Most of the restaurant-related outbreaks identified by MDH involved patrons, while a smaller number involved only staff. MDH conducted 84 investigations of bars and restaurants where patrons were affected that did not meet the outbreak threshold.
Making decisions
So how big a role do these outbreak numbers play in MDH’s recommendations about what should be closed and what should be open amid the pandemic?
Ehresmann said MDH uses the outbreak data as one piece of information shared with the governor designed to help guide the state’s COVID-19 response.
“We don’t have the precision we would like, but it definitely lets us know where hotspots are, because when you consider the large number of cases that we’re looking at, when you start seeing commonalities within those cases, that’s telling you that there’s something,” she said.
But outbreak data isn’t the only factor at play. Understanding how COVID-19 transmits is important as well.
“Bars and restaurants, that’s a social setting in which you have to take your masks off in order to participate in the main activity, which is eating or drinking,” Ehresmann said. “Gyms are a setting where people are exercising, breathing deeply. The potential for spread is much greater. It’s both the data as well as what we know about these settings.”
And when it comes to decisions about what’s open and what’s closed, which fall to the governor’s office, Ehresmann acknowledged that considerations go beyond public health.

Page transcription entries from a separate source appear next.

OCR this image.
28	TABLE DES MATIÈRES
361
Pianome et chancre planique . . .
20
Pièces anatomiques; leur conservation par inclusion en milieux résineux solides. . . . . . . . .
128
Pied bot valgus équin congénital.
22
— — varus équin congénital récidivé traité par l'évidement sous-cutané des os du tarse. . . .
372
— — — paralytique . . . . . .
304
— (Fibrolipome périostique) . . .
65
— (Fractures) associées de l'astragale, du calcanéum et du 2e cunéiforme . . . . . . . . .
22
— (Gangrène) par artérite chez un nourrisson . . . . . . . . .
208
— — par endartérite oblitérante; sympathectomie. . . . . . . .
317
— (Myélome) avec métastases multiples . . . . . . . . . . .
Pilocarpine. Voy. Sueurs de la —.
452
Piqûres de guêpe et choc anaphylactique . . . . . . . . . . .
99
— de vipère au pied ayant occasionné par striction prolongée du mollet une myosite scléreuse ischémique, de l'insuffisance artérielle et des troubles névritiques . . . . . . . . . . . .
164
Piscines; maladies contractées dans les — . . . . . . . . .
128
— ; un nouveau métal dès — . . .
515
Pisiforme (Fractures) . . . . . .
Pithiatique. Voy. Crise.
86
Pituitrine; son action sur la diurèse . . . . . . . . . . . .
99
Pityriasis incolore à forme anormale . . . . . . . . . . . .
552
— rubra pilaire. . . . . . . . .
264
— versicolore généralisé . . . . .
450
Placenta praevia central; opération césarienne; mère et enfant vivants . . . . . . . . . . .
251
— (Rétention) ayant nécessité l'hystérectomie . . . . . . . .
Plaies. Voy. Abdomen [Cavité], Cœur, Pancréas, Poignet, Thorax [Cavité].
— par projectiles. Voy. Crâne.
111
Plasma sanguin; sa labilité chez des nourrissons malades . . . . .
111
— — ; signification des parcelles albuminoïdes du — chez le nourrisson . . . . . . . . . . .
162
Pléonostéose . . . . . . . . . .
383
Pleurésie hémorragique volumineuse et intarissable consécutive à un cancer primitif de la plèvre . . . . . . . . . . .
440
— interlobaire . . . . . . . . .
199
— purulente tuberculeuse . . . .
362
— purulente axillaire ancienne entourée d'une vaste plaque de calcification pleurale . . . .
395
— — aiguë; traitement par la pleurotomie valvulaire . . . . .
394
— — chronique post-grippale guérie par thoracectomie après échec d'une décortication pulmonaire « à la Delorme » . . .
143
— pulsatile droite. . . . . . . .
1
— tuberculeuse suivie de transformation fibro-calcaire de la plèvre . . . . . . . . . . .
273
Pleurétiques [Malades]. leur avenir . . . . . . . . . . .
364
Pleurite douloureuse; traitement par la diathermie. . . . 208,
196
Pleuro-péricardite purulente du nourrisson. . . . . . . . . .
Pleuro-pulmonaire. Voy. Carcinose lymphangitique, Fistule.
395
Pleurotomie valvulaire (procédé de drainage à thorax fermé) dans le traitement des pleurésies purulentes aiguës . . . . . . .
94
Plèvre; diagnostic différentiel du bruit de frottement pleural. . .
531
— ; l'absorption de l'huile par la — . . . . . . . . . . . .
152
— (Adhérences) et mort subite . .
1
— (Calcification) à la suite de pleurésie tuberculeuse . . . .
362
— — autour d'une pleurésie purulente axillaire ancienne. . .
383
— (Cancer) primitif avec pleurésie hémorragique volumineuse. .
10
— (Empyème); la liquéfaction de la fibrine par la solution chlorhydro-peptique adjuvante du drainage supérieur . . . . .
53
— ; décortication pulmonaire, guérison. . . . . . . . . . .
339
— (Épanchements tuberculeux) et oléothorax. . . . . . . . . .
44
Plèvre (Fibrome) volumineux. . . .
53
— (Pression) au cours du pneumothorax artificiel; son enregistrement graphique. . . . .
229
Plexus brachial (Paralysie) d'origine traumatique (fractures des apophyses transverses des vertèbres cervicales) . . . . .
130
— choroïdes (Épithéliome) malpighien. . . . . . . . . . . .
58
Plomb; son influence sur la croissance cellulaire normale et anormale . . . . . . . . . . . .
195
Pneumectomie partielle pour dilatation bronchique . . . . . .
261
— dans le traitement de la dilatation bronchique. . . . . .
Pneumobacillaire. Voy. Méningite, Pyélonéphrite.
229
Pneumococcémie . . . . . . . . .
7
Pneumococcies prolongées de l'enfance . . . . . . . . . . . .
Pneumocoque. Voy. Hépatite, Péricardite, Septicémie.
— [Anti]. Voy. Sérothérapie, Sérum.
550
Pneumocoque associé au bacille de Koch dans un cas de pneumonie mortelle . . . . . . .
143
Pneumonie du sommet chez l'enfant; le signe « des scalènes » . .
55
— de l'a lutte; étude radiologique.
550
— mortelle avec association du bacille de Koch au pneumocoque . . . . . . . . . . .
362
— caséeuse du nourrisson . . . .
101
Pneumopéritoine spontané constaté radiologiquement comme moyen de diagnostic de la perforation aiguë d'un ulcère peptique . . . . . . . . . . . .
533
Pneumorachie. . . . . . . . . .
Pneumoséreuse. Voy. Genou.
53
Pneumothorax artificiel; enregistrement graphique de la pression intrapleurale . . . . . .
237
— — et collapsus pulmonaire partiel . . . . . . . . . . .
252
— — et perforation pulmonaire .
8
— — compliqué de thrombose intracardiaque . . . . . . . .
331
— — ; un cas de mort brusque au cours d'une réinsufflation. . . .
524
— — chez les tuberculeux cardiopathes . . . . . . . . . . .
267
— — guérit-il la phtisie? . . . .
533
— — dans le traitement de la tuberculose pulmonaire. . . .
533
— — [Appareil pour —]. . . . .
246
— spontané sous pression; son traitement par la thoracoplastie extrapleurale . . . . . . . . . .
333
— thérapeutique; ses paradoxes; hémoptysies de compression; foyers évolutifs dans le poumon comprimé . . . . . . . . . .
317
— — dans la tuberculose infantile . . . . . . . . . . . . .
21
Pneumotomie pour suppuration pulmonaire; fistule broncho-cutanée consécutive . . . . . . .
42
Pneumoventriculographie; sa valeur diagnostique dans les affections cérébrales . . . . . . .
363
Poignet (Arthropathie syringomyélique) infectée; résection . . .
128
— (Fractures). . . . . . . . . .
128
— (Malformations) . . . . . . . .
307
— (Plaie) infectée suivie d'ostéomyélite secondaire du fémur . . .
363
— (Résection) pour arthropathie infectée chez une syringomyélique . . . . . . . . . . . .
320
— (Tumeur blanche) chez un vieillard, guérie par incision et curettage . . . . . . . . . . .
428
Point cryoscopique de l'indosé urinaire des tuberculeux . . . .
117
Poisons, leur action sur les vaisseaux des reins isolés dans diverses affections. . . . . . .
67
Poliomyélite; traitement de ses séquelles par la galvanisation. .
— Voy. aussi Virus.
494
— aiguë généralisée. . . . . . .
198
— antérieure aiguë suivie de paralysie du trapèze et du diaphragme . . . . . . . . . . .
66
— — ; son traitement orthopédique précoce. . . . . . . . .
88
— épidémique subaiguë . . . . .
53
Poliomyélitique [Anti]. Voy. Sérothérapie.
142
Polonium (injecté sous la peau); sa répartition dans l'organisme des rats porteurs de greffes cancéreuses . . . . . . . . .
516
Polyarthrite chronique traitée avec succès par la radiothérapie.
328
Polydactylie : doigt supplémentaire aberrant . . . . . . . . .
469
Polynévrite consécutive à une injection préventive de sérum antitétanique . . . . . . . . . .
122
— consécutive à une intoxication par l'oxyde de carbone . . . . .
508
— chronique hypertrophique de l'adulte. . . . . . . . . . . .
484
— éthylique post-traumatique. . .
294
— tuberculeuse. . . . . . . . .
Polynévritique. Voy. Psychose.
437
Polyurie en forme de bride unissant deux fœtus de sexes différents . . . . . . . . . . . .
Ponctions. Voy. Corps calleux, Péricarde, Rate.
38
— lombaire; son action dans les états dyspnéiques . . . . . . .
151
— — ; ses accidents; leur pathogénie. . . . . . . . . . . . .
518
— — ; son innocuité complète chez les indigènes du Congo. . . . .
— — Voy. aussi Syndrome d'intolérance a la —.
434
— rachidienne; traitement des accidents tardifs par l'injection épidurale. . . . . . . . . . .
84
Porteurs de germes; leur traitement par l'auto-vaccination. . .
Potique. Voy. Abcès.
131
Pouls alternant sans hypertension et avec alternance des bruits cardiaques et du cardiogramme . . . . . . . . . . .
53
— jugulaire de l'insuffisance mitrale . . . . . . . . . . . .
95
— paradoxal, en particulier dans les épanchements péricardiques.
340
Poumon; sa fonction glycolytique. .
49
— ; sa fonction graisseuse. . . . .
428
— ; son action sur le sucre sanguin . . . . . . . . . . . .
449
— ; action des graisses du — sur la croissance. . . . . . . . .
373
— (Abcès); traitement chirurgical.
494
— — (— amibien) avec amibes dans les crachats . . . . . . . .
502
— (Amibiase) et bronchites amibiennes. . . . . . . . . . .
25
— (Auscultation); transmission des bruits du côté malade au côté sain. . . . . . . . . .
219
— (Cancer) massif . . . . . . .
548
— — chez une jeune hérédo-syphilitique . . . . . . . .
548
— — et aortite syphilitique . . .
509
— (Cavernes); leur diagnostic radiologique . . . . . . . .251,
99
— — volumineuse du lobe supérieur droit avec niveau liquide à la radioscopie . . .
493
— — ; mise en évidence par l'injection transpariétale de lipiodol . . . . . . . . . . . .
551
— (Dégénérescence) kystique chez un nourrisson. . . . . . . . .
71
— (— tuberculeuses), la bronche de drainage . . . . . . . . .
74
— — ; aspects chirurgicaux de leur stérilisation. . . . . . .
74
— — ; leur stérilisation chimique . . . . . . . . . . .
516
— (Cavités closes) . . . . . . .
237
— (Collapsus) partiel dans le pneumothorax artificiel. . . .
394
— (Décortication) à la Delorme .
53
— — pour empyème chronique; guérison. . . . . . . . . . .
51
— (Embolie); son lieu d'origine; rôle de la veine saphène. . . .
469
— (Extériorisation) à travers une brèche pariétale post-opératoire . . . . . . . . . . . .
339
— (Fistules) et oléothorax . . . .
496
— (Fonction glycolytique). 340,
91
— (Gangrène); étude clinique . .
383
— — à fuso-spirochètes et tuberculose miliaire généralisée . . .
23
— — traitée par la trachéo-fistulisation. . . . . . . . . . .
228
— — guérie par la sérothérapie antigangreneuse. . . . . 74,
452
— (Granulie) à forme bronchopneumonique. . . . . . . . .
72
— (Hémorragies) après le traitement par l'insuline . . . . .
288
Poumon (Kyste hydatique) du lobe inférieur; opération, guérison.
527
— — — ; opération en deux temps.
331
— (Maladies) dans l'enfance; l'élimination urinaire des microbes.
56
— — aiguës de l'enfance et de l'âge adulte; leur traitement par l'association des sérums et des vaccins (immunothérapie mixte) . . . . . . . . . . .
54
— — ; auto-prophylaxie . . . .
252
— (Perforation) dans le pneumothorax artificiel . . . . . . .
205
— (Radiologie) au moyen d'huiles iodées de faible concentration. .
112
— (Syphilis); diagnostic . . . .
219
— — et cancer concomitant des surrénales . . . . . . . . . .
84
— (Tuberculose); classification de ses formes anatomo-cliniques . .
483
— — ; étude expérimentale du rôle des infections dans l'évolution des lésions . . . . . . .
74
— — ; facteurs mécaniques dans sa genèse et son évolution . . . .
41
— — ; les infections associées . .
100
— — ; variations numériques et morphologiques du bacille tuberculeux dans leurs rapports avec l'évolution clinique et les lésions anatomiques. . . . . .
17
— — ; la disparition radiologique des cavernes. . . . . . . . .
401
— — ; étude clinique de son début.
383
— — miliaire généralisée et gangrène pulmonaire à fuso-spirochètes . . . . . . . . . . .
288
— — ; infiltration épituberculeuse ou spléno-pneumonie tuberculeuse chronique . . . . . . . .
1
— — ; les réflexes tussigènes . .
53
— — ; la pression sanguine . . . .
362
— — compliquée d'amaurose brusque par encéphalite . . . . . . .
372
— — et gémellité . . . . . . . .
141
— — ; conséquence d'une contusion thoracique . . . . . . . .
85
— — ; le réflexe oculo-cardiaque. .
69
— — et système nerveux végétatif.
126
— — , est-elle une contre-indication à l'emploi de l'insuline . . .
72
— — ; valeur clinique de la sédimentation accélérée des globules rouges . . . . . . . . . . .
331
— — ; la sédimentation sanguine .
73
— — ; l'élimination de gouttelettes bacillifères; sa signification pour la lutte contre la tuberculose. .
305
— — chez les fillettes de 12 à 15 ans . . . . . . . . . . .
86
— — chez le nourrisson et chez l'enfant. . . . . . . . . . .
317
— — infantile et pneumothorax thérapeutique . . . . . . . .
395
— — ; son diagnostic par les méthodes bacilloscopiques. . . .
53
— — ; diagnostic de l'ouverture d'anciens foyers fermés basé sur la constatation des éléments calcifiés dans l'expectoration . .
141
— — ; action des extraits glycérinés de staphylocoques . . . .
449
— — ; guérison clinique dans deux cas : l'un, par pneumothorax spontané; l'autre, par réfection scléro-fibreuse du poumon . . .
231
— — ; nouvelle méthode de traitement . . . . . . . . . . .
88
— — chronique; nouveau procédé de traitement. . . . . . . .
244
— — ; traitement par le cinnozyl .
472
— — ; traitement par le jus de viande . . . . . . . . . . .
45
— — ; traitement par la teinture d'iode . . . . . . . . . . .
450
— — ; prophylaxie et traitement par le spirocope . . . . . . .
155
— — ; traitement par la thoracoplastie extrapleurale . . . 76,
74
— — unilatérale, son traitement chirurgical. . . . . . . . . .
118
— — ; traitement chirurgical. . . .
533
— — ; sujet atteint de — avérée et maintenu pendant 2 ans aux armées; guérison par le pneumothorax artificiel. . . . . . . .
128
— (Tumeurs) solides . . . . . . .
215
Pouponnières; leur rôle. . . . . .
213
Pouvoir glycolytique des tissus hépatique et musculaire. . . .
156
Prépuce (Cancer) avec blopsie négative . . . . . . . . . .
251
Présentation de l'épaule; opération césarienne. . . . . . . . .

“There’s the economy, there’s those kinds of things that have to be weighed in. With the most recent opening up of gyms, there’s sort of the mental health component, there’s multiple considerations that go into these things beyond just the public health viewpoints,” she said.
Other social settings
As of Dec. 17, MDH had identified 655 outbreaks that included 4,517 cases attached to other social settings since June.
Data show sports with the most identified outbreaks, at 328 and a total of 1,290 cases. The number of outbreaks increased throughout the fall before spiking in November.
Weddings (again, threshold of three cases from three households who all attended the same event) saw a considerable number of identified outbreaks, too: 118, or a total of 1,032 cases, and peaking in October.
Gyms (outbreak threshold of seven cases from seven households within a month) have seen a total of 54 outbreaks, with 797 total cases. Gym outbreaks are no longer being tracked.